Multiply top and bottom by the conjugate: \(\frac{7i}{8+i}\times\frac{8-i}{8-i}=\frac{56i+7}{65}=7+\frac{56}{65}i\).

Answer 2

Thanks ^_^

Answer 3

You're welcome! :)

Answer 4

\[\Large \frac{7i}{8+i}\]



\[\Large \frac{(7i)(8-i)}{(8+i)(8-i)}\]



\[\Large \frac{(7i)(8-i)}{(8+i)(8-i)}\]



\[\Large \frac{(7i)(8)+(7i)(-i)}{(8+i)(8-i)}\]

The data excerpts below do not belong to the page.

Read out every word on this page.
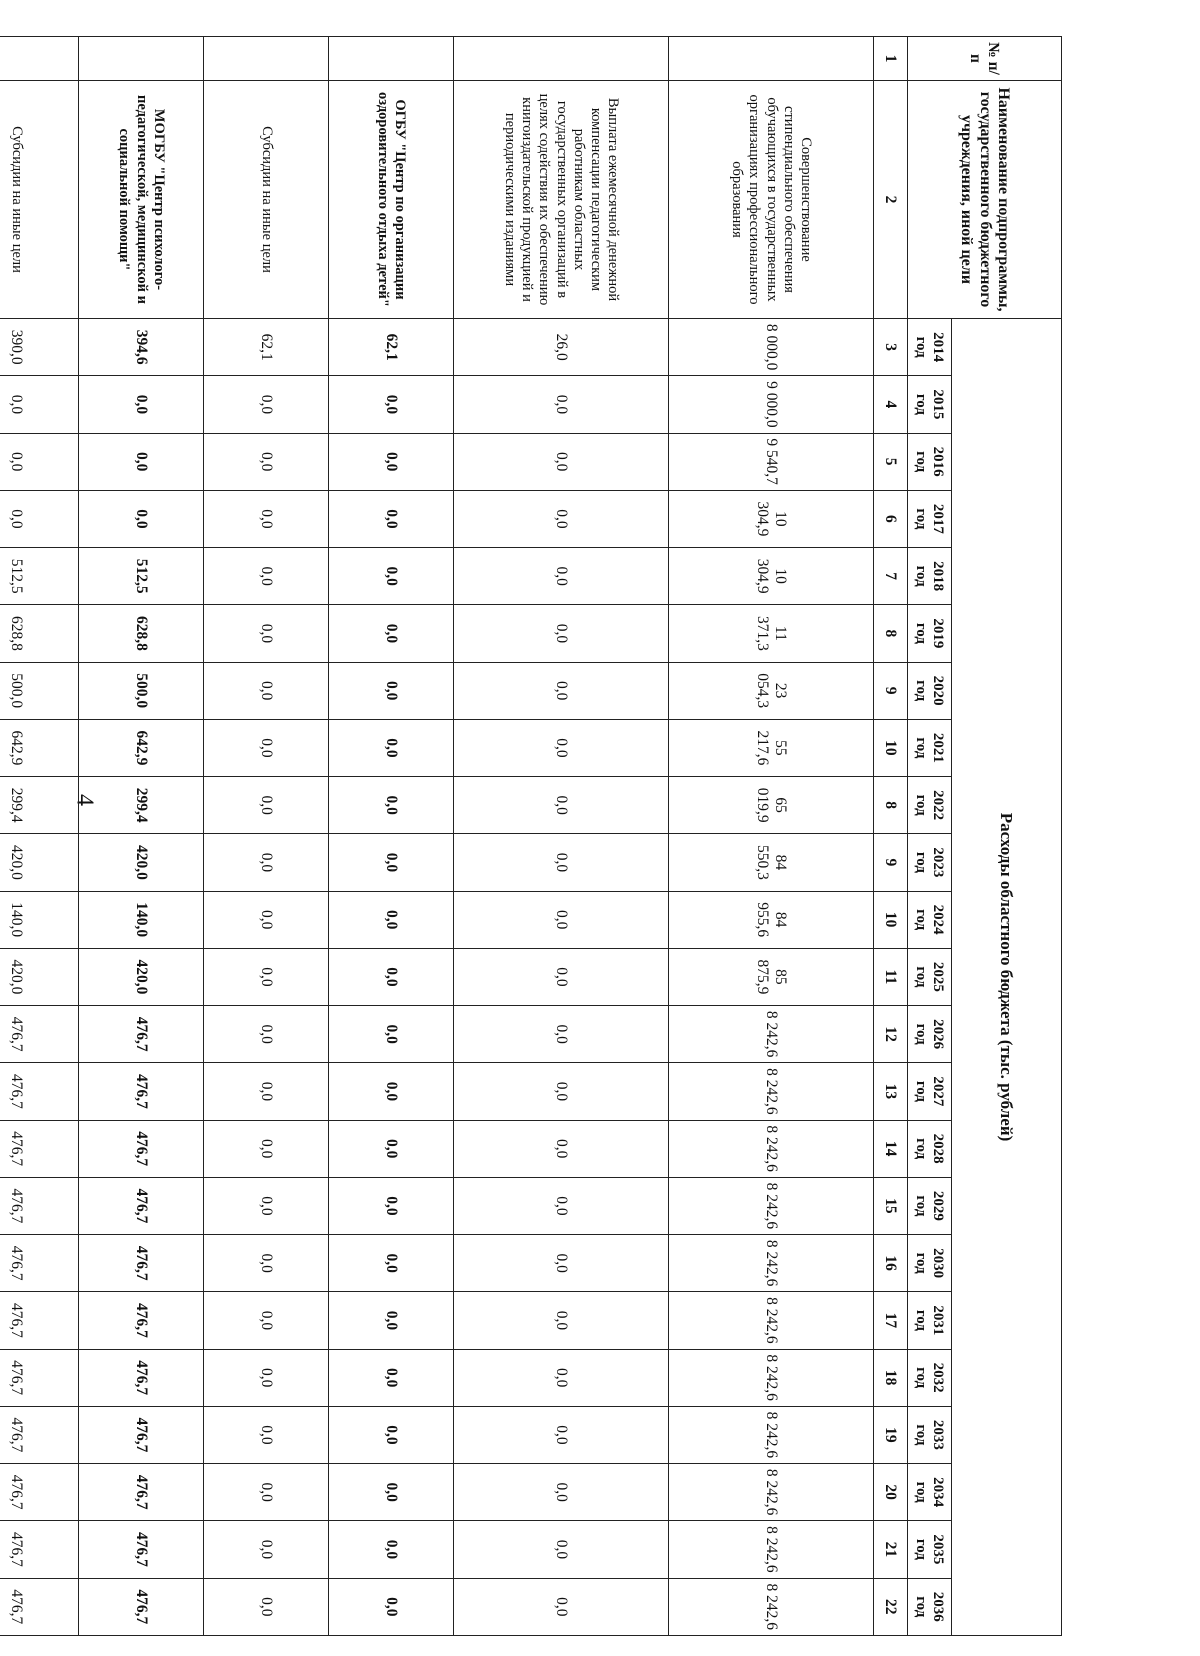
4
№ п/п	Наименование подпрограммы, государственного бюджетного учреждения, иной цели	Расходы областного бюджета (тыс. рублей)																						
		2014 год	2015 год	2016 год	2017 год	2018 год	2019 год	2020 год	2021 год	2022 год	2023 год	2024 год	2025 год	2026 год	2027 год	2028 год	2029 год	2030 год	2031 год	2032 год	2033 год	2034 год	2035 год	2036 год
1	2	3	4	5	6	7	8	9	10	8	9	10	11	12	13	14	15	16	17	18	19	20	21	22
	Совершенствование стипендиального обеспечения обучающихся в государственных организациях профессионального образования	8 000,0	9 000,0	9 540,7	10 304,9	10 304,9	11 371,3	23 054,3	55 217,6	65 019,9	84 550,3	84 955,6	85 875,9	8 242,6	8 242,6	8 242,6	8 242,6	8 242,6	8 242,6	8 242,6	8 242,6	8 242,6	8 242,6	8 242,6
	Выплата ежемесячной денежной компенсации педагогическим работникам областных государственных организаций в целях содействия их обеспечению книгоиздательской продукцией и периодическими изданиями	26,0	0,0	0,0	0,0	0,0	0,0	0,0	0,0	0,0	0,0	0,0	0,0	0,0	0,0	0,0	0,0	0,0	0,0	0,0	0,0	0,0	0,0	0,0
	ОГБУ "Центр по организации оздоровительного отдыха детей"	62,1	0,0	0,0	0,0	0,0	0,0	0,0	0,0	0,0	0,0	0,0	0,0	0,0	0,0	0,0	0,0	0,0	0,0	0,0	0,0	0,0	0,0	0,0
	Субсидии на иные цели	62,1	0,0	0,0	0,0	0,0	0,0	0,0	0,0	0,0	0,0	0,0	0,0	0,0	0,0	0,0	0,0	0,0	0,0	0,0	0,0	0,0	0,0	0,0
	МОГБУ "Центр психолого-педагогической, медицинской и социальной помощи"	394,6	0,0	0,0	0,0	512,5	628,8	500,0	642,9	299,4	420,0	140,0	420,0	476,7	476,7	476,7	476,7	476,7	476,7	476,7	476,7	476,7	476,7	476,7
	Субсидии на иные цели	390,0	0,0	0,0	0,0	512,5	628,8	500,0	642,9	299,4	420,0	140,0	420,0	476,7	476,7	476,7	476,7	476,7	476,7	476,7	476,7	476,7	476,7	476,7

\[\Large \frac{(7i)(8)+(7i)(-i)}{(8)(8)+(8)(-i)+(i)(8)+(i)(-i)}\]



\[\Large \frac{56i-7i^2}{64-8i+8i-i^2}\]



\[\Large \frac{56i-7i^2}{64-8i+8i-(-1)}\]



\[\Large \frac{56i-7i^2}{64-8i+8i+1}\]



\[\Large \frac{7+56i}{65}\]



\[\Large \frac{7}{65}+\frac{56}{65}i\]



\[\Large So\frac{7i}{8+i}=\frac{7}{65}+\frac{56}{65}i\]

Answer 5

Oh sorry I made a typo in the last step. Nice work and Latex Jim!!